IFD + ACS: I’m From Raleigh, NC – Video Story.

by daniel seda

This week, in partnership with the American Cancer Society’s Relay For Life of the LGBT Community, we are sharing stories of LGBT cancer survivors and friends. The LGBT community is affected disproportionately by lung cancer, prostate cancer, and cervical cancer. By sharing these stories, we hope to raise awareness of cancer in the LGBT community. To learn more, visit http://www.relayforlife.org/LGBT.

If you or someone you know has been diagnosed with cancer, call 1-800-227-2345 or visit cancer.org to find out how ACS can help.

My name is Daniel Seda, I’m from Raleigh, North Carolina.

I don’t think I would be the man I am today without surviving cancer, working through that process, seeing death at a young age and knowing that you have to live life, you have to be who you are, you can’t be afraid. I saw so many kids die. I had a really good friend who taught me sign language, and she had the same thing I had, which was acute lymphoblastic leukemia. And I didn’t understand that I was suffering so much. Why did I have to suffer? What made me so different? Why did she have to die? Why did I stay? Once you know what pain is when you’re young, it almost makes you be a little mad at you having to feel that pain as a young kid. Like, why can’t I just be normal? So that was pretty much the theme of my life growing up: Why can’t I just be normal?

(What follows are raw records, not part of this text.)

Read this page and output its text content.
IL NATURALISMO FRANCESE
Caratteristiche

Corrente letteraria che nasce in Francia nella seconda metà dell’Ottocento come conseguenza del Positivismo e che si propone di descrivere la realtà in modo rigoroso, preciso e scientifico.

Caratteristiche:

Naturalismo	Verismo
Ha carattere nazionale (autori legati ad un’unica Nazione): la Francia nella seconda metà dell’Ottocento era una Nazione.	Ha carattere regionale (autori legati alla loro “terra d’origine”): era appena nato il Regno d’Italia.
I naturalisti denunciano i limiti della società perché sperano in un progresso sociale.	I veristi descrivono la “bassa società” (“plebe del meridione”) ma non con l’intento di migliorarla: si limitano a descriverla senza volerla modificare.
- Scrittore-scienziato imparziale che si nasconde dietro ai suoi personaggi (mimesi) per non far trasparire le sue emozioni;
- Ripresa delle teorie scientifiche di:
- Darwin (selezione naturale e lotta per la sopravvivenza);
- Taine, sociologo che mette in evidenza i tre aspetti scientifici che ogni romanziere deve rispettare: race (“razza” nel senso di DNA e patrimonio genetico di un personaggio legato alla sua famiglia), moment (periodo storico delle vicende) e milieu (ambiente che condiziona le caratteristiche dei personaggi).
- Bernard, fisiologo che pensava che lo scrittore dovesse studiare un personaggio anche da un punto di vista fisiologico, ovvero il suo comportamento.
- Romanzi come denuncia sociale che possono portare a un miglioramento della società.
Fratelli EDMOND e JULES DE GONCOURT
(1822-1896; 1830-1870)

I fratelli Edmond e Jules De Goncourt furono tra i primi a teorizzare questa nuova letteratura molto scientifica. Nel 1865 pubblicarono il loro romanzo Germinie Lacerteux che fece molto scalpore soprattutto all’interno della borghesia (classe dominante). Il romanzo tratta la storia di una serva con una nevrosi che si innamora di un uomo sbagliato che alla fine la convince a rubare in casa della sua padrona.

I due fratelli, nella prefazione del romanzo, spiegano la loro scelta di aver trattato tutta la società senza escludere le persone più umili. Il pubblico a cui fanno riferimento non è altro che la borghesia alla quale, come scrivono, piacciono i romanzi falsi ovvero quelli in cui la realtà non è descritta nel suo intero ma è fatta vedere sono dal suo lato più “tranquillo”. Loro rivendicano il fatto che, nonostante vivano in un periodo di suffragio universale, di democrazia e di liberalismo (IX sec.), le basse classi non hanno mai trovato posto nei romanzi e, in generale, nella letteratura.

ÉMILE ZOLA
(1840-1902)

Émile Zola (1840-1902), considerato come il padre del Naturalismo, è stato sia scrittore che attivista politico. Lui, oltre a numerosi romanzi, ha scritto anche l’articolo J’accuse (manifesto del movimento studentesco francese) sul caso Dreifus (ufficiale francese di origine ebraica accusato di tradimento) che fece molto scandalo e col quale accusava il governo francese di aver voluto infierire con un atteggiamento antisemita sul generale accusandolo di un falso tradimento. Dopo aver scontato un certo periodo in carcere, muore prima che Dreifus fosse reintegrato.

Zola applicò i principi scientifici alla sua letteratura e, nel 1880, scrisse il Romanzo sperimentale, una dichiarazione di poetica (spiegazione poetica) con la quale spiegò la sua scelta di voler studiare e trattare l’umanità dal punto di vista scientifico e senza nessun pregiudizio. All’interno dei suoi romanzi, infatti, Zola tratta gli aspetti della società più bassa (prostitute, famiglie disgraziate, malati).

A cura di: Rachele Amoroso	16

Eventually after chemotherapy and radiation therapy, I got to leave the hospital and I got to enter life as a so-called “normal kid.” I was always the kid with cancer or was that fat kid or was the effeminate kid. I just wanted to fit in. There was one time when I was in the cafeteria–and I used to get made fun of a lot, you know, I had the bowl cut in the 90s, just after my rat tail phase, and I was really big, I was about 180 pounds in 8th grade. And one day I was in the cafeteria and I was eating my little sandwich and all of a sudden, out of nowhere, this huge thing hits me in the face and I’m like, “What is that?” Just out of the blue. And I was sitting by myself and I looked down on the floor and it was this banana. Like a nice, ripe, hard banana. And I look up and all I hear is this jeering all the way across the cafeteria and I couldn’t even see straight because my eye was just throbbing. And there were a lot of those situations where I was called “faggot” and called all these things, walking down the hallway and having the girls behind me be like, “He got so much sugar in his tank.” Because my butt was really big, it shakes when I walk. But you know, you just deal with it and eventually I just learned to laugh it off. And finally I said, “Waitaminnut, okay, so I have all these things going on that make me so-called ‘different’, might as well just embrace it.” So that was that.


  1. Very interesting story Daniel, It’s inspiring to know that you are better for the experience rather than held back by it. And you LOOK GREAT DARLING to boot. ; )

  2. Why is it that the time in our lives when we are most sensitive is the time when we are most insensitive? Teenagers are like the best and yet most awful creatures on the planet…all at one time.

    I’m sorry about your friend, but I’m so glad you’re here.

  3. If in your travels, you are in the Chicago area… I believe I can inspire you about being a pioneer, before the www, and when wire services, like Associated Press and United Press International paid no attention to the gay communities. I broke barriers, and often recorded or made history in the early S.F. gay rights movements. Harvey Milk and Mayor George Moscone were both my friends. On Friday, my exhibit “S.F. in the 1970s” closes after a 2 months at Chicago’s Gage Gallery… who’s Mission Statement is SOCIAL JUSTICE. I recommend, taking a search on my name and images… and if you do make it to Chicago… I’ll show you my collection of Images, memorabilia and stories from that era… that unlike the movie… is not recreation, but actual
    photos. Hoping your trip is as great as my travels from the early days of yesteryer in the gay rights movement.